Además –y esto es lo decisivo— ofrece a Ahmed el suplemento de lo que ya
ha recibido de Rashid: la posibilidad de dar a su vocación religiosa no
sólo una actitud contemplativa sino también un destino activo y, sobre
todo, trascendente. Algo por lo que luchar y morir dignamente, si así
fuera necesario.
La prédica de Charlie es la prédica del
odio. Charlie no es un místico; es un revolucionario, un
anticolonialista, un antimperialista, y a pesar de su gusto por los
placeres mundanos, un anticapitalista. Charlie, en fin, es un islamista.

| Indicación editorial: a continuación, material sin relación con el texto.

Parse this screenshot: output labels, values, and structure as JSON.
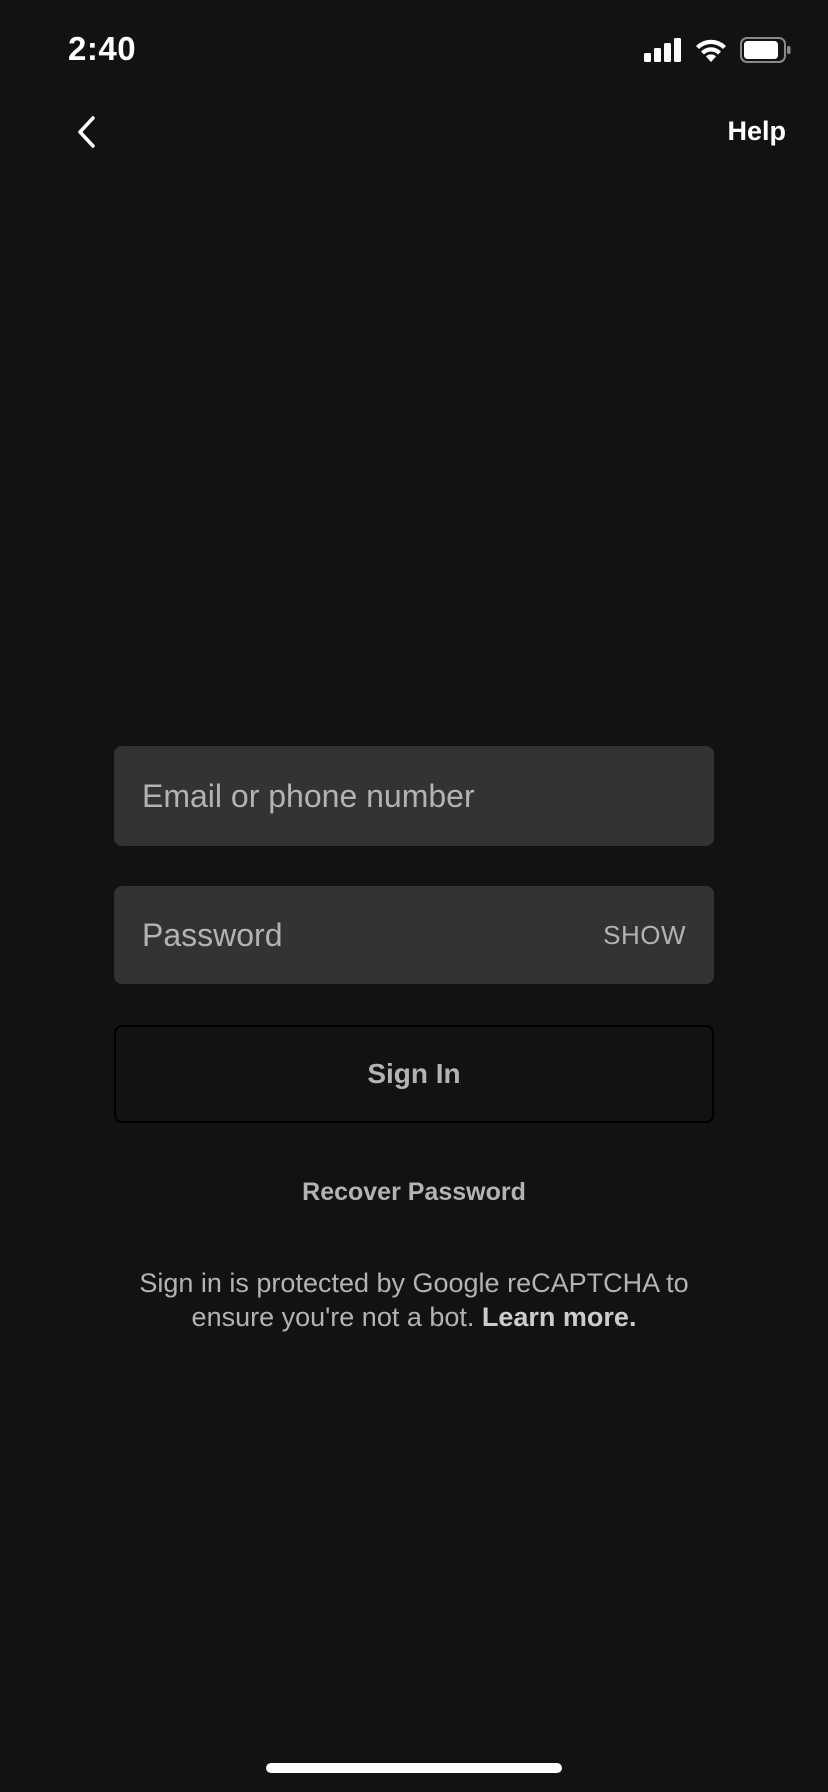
{
  "status_bar": {
    "time": "2:40",
    "icons": [
      "cellular-signal-icon",
      "wifi-icon",
      "battery-icon"
    ]
  },
  "nav": {
    "back_icon": "chevron-left-icon",
    "help_label": "Help"
  },
  "form": {
    "email_placeholder": "Email or phone number",
    "email_value": "",
    "password_placeholder": "Password",
    "password_value": "",
    "show_label": "SHOW",
    "sign_in_label": "Sign In"
  },
  "links": {
    "recover_password": "Recover Password"
  },
  "recaptcha": {
    "text": "Sign in is protected by Google reCAPTCHA to ensure you're not a bot. ",
    "learn_more": "Learn more."
  },
  "colors": {
    "background": "#121212",
    "field_background": "#333333",
    "muted_text": "#b3b3b3",
    "primary_text": "#ffffff"
  }
}
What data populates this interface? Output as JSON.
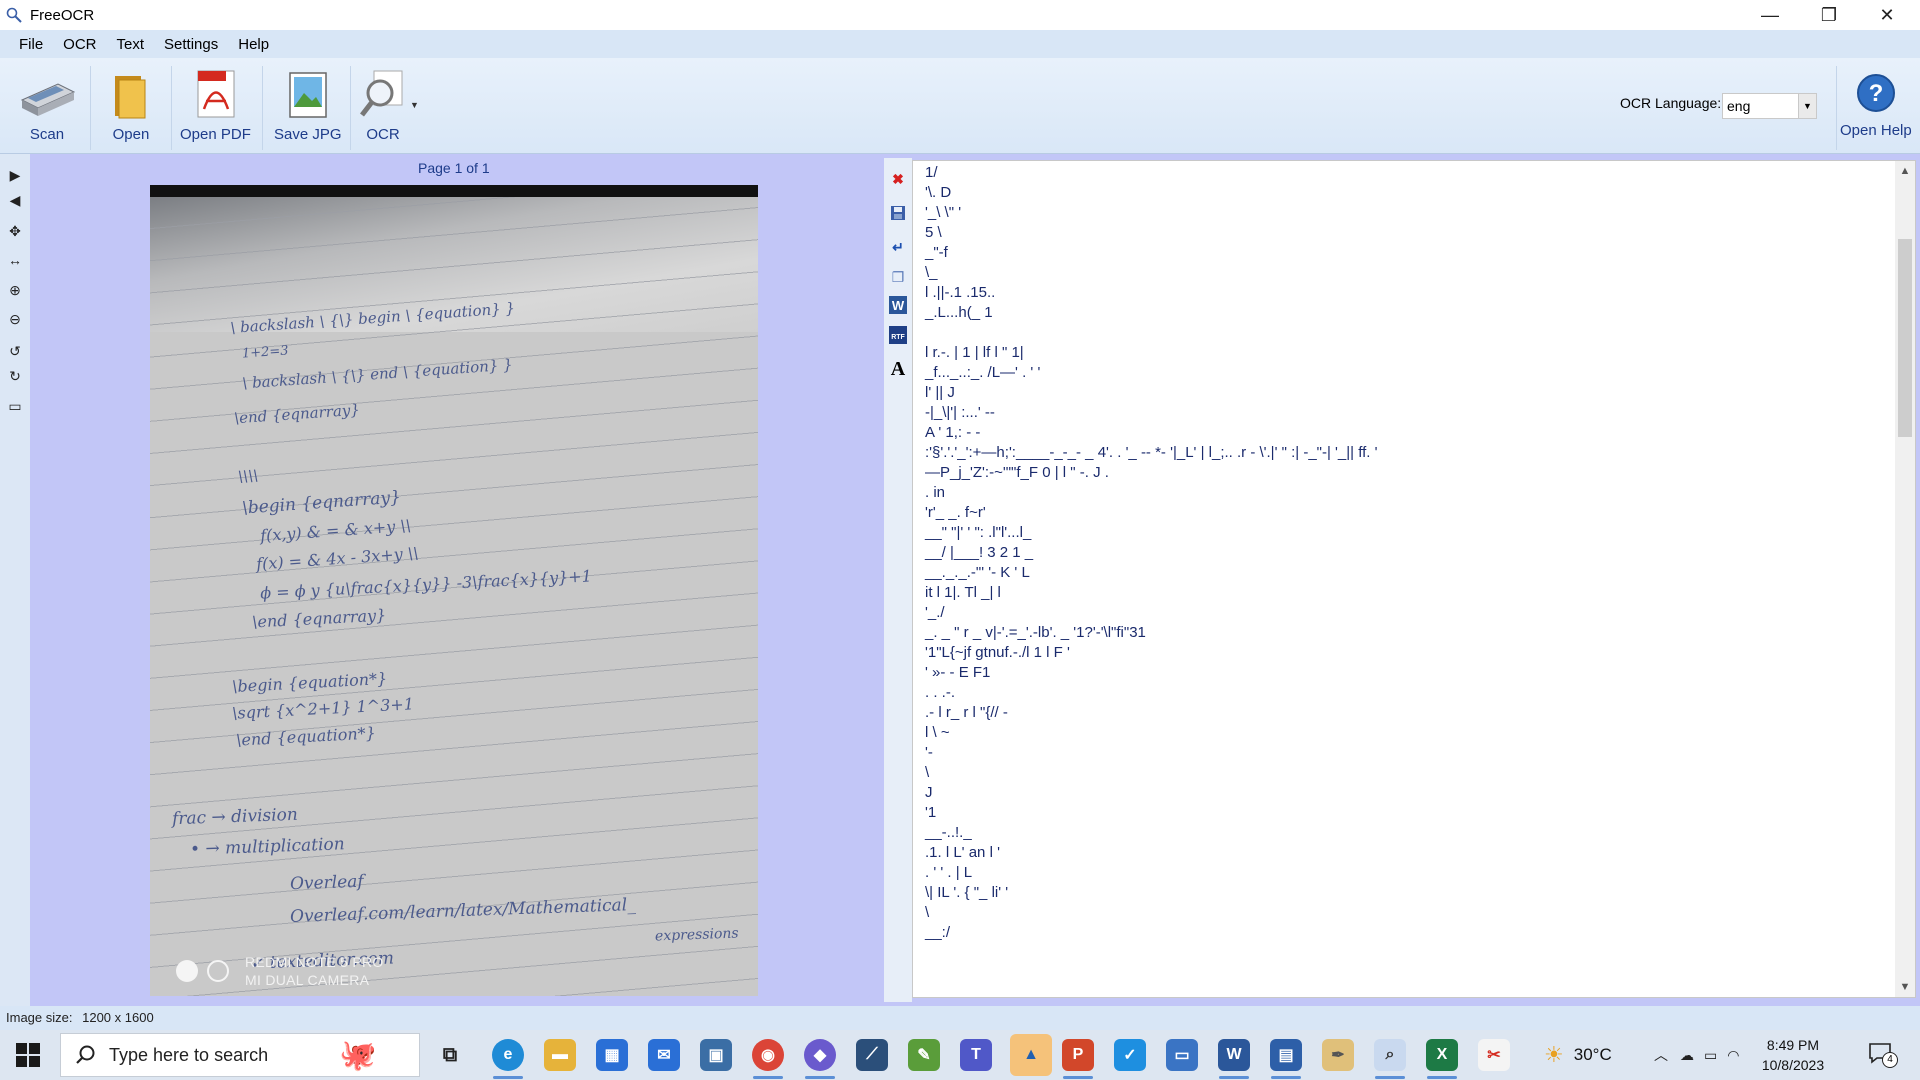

Un hombre de acción. Y, como excelente agente de la CIA, eso no podía
saberlo Ahmed, conoce el discurso islamista mejor que cualquier
islamista. Así, cuenta Charlie al entusiasmado Ahmed, ambos morirán en
el atentado. Pero, a la vez, y gracias a esa inmolación, los pueblos
islámicos saldrán a las calles de El Cairo y Damasco a festejarlos por
la muerte de tantos infieles. Charlie y Ahmed, desde las bellezas del
Paraíso, rodeados de mujeres de ojos grandes y oscuros, oirán los
clamores de batalla de los pueblos oprimidos que despiertan al buscar su
redención. Ahmed, al escuchar el mítico relato, cae en un estado de
éxtasis y se apresta gozoso a ejecutar su glorioso martirio. En nombre
de la vida eterna, la muerte se ha apoderado de su alma y ejerce sobre
ella una implacable dictadura.
Hasta que aparece Jack con su, para
Ahmed, inaguantable sentido común y, por si fuera poco, esos niños que
sonriendo a través de las ventanillas de un auto le hicieron señas,
convenciéndolo con ese simple gesto de que ningún Dios podía desearles
la muerte. Las últimas palabras del libro “esos demonios me han quitado a
mi Dios” son, en consecuencia, grandiosas en toda su imprecisión. Esos
demonios no le han quitado a Dios, sino a “mi Dios”. Es decir, no a Dios
sino al Dios de Ahmed.
Ahmed sin su Dios ha quedado vacío.
¿Habrá comprendido Ahmed que ese vacío de Dios es la condición para que
Dios llegue alguna vez? ¿Habrá entendido Ahmed al fin, que para que ese
Dios llegue necesitamos ser libres, no tanto del cuerpo y del sexo sino
de otros dioses que no lo son? Lamentablemente, como suele ocurrir a
todos los mortales, John Updike se fue de este mundo antes de darnos una
respuesta. Mas, como todos los grandes escritores nos ha dejado no sólo
su inimitable arte sino también sus ardientes preguntas. Aquellas que
quizás nunca podremos contestar pero que debemos intentar contestar para
darle un sentido, un sentido al menos, a esta maldita vida que tanto
amamos ya que por el momento, que yo sepa, no tenemos otra.